HARRIS: I don't know how to ask you this without making it sound perhaps perfect here. But, Brian, did any of the members there of the commission say anything whether or not finding only 24 votes actually validated them going through this entire, this lengthy process?
CABELL: No, they aren't talking about the tallies. In fact, I should mention these are unofficial CNN tallies we're coming up with. But the very fact that they found 320 votes in one of the precincts yesterday, actually the evening before, according to the canvassing board chairman, he said that alone justified going over there.
And I should mention that this canvassing board chairman, who is a judge -- he's a nonpartisan judge, but he is a Republican -- he was the one who said: Absolutely, the finding of these 320 votes justified the hand count.
HARRIS: All right, great, thanks much Brian Cabell, reporting live this morning from Volusia county, Florida -- Carol.
CAROL LIN, CNN ANCHOR: And then there is Broward county, the most Democratic county in the entire state of Florida. And there, election officials, ironically have voted two to one against a full manual recount -- they don't want to do hand count -- saying that the inability of a voting system to properly read a ballot is still not justification for a full hand count.
We get a report now live on the telephone with Susan Candiotti, who is in Broward county -- Susan.
SUSAN CANDIOTTI, CNN CORRESPONDENT: Hello, Carol. And again, the decision the county canvassing board made was, again, made after an advisory opinion from Secretary of State Katharine Harris, the one that -- that decision that is so controversial at this hour.
Well, in just a few minutes from now, attorneys representing the Dade -- the Broward county Democratic Party expect to be arriving here at the Broward county courthouse in Fort Lauderdale to begin a legal challenge. They intend to ask the court here for an emergency hearing to challenge the decision made last night by the canvassing board here in Broward county. That decision made, as you recounted just moments ago, where they recounted three precincts which represents about one percent of the vote. And that recanvassing turned up four extra votes for Vice President Gore.
The canvassing board decided not to do a manual recount of all 564,000 votes. This county, Gore busted Governor Bush by a two-to-one margin. And so the Democrats are not satisfied with the decision made by canvassing board. Again, they will ask for an emergency hearing to challenge that decision, and they don't know how long it might take to get an emergency hearing. It remains unclear -- Carol.

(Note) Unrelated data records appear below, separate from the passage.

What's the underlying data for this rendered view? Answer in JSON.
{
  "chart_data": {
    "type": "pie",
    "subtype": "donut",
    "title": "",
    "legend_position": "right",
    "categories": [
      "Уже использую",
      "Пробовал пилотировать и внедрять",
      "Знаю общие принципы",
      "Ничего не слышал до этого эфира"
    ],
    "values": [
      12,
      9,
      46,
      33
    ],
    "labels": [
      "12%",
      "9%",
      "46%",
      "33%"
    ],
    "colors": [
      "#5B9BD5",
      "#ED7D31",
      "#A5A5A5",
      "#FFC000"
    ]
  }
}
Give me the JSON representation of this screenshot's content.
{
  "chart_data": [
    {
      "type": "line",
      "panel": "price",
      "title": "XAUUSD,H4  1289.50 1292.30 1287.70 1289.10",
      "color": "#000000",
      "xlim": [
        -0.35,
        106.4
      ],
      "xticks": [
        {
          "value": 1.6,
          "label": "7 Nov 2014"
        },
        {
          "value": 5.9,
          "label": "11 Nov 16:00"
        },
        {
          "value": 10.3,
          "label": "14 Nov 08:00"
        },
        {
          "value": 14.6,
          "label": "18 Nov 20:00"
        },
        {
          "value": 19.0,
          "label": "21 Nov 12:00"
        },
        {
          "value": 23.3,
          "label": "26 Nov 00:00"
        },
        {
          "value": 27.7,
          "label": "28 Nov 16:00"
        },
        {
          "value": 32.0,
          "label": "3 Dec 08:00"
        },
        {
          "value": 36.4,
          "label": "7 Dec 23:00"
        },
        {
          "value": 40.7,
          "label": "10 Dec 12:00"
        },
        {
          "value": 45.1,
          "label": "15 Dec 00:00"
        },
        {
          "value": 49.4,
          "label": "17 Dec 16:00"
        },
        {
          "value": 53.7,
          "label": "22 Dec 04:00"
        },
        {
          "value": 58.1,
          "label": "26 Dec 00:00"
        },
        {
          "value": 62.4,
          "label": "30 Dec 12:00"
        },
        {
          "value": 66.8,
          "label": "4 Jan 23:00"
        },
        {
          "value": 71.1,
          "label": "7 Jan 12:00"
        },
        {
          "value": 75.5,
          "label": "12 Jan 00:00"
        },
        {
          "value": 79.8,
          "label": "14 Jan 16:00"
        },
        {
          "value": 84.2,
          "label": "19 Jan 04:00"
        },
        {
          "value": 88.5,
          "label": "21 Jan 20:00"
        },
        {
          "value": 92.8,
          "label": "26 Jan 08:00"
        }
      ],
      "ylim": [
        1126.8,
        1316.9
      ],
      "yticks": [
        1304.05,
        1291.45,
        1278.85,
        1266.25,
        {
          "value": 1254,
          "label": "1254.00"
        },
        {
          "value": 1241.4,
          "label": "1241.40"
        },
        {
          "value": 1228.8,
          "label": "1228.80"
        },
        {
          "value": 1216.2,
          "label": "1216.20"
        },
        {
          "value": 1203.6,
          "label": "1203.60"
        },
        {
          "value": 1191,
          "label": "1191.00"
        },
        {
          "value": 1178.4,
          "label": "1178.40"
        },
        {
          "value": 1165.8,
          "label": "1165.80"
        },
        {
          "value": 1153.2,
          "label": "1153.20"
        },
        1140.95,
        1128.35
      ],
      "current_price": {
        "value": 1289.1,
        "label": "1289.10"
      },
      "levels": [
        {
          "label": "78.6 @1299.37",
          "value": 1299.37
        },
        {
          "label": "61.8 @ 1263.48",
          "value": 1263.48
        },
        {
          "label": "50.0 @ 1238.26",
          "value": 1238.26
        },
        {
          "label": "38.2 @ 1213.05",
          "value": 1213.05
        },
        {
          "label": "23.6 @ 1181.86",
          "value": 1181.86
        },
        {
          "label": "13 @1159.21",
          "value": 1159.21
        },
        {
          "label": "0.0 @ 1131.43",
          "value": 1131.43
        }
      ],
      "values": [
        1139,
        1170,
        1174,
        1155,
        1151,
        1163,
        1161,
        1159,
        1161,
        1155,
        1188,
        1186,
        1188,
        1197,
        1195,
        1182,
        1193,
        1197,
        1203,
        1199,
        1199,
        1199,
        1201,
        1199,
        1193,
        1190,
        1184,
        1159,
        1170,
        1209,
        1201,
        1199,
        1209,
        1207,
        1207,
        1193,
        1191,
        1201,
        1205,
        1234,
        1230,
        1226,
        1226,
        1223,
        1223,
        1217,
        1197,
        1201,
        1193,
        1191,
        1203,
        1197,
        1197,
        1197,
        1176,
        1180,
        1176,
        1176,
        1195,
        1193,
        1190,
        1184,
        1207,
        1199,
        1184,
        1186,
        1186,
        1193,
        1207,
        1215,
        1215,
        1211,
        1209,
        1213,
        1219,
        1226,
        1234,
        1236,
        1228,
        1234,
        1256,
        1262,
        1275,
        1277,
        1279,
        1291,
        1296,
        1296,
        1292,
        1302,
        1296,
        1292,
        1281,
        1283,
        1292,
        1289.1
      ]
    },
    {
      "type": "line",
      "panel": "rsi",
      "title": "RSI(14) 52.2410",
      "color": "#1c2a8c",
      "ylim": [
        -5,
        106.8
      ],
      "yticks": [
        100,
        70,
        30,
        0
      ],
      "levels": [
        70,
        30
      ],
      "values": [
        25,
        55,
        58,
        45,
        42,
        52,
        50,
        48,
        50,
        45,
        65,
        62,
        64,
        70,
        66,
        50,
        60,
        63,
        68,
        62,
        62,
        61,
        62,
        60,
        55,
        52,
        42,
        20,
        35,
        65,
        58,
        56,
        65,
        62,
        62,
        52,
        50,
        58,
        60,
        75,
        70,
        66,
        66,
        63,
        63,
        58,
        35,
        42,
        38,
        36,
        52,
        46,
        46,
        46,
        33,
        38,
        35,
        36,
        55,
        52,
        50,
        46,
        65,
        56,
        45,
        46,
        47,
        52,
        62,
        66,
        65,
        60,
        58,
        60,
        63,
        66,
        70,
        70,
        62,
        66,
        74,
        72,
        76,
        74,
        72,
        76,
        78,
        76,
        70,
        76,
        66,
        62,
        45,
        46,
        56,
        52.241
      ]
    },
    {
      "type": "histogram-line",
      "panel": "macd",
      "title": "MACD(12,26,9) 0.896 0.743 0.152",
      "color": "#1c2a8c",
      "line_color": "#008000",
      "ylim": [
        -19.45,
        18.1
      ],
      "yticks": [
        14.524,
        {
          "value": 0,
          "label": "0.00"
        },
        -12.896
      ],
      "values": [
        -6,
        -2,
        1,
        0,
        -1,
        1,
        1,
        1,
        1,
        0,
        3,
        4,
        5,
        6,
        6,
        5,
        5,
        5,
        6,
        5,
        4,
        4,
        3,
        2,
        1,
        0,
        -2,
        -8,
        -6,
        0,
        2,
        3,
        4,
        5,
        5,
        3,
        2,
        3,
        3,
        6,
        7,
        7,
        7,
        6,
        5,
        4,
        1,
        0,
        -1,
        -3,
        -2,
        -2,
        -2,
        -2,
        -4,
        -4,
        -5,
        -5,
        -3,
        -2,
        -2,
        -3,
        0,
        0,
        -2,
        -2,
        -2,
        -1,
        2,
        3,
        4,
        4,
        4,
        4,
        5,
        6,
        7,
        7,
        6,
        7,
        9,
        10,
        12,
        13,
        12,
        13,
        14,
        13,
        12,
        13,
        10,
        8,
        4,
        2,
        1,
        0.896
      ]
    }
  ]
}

LIN: Susan, did they expect a decision today, and if so, how are they impacted then by the 5:00 p.m. deadline to have all votes certified according to secretary of state of Florida?
CANDIOTTI: Well, certainly, attorneys representing the Democratic Party here in Broward hope to get a hearing as early as today, but that, of course, is up to a judge to decide. How it would impact the certification deadline at 5:00 remains unclear. But, of course, because of all of these legal challenges that are in play, it is the hope of the Democrats to try to extend that deadline, just as Democrats are hoping that occurs in other parts of the state as well.
LIN: All right, it seems to get more confusing than clear. Thank you very much, Susan Candiotti, reporting live from Fort Lauderdale, Florida.